PDP - OpenMP data parallelism (directive for), semantics, parameters

First 5 minutes of hell

Data (loop) parallelism is defined with the for directive (often in combination: parallel for) and realizes independent loop iterations in parallel. There is an implicit barrier at the end to synchronize the threads.

Scheduling (clause schedule()) - how to assign iterations to threads:

static - cyclically assign chunks of successive loop iterations to respective threads - small overhead, but the workload could be unequal

dynamic - each thread grabs one iteration at a time (by default 1, could be specified) - good load balance, high overhead

guided - tries to assign bigger chunks to each thread and decreases the chunk size as the number of unassigned iterations decreases (balancing overhead and load balancing)

runtime - scheduling is decided at the moment of loop execution (according to a system variable)

auto - scheduling is determined by OS and compiler

Collapsing multiple for loops together using collapse(i) clause:

defines how many levels of the multilevel loop to collapse into one larger single-level loop, which is then scheduled

could lead to better load balancing (better parallel distribution)

usable when nested loops have uniform and independent iterations

Other clauses:

ordered - the order of the iteration execution is sequential

nowait - after the completion, threads will not wait on the final barrier (useful when the there is no data dependency between first and second loop for example)

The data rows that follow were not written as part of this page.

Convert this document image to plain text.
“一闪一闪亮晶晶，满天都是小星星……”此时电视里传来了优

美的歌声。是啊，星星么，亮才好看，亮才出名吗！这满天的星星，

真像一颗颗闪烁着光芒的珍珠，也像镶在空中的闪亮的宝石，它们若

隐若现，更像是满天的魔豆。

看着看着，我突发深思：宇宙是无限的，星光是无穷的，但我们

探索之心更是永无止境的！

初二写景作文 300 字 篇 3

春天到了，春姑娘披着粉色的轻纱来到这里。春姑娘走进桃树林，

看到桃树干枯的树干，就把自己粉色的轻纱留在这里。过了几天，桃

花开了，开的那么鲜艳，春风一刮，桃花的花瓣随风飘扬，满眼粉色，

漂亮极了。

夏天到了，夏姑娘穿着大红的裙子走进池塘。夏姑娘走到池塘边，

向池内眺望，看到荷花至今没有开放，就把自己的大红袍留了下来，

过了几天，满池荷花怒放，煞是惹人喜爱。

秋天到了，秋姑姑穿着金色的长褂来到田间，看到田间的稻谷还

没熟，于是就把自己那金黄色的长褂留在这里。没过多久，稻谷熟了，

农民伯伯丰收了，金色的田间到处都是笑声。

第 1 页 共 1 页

lastprivate(list) variable property: all variables in the list will get copied the value from the sequentially last iteration to the master (could be used instead of reduction property)

Notes:

if inner loop is data-dependent on outer loop, only the inner loop should be parallelized (the outer loop could be purely sequential or in the parallel region - but each thread runs “own” version of outer loop)

the OpenMP is primarily focused on data parallelism
the directives parallel and for can be joined on a single codeline (as they are often used together)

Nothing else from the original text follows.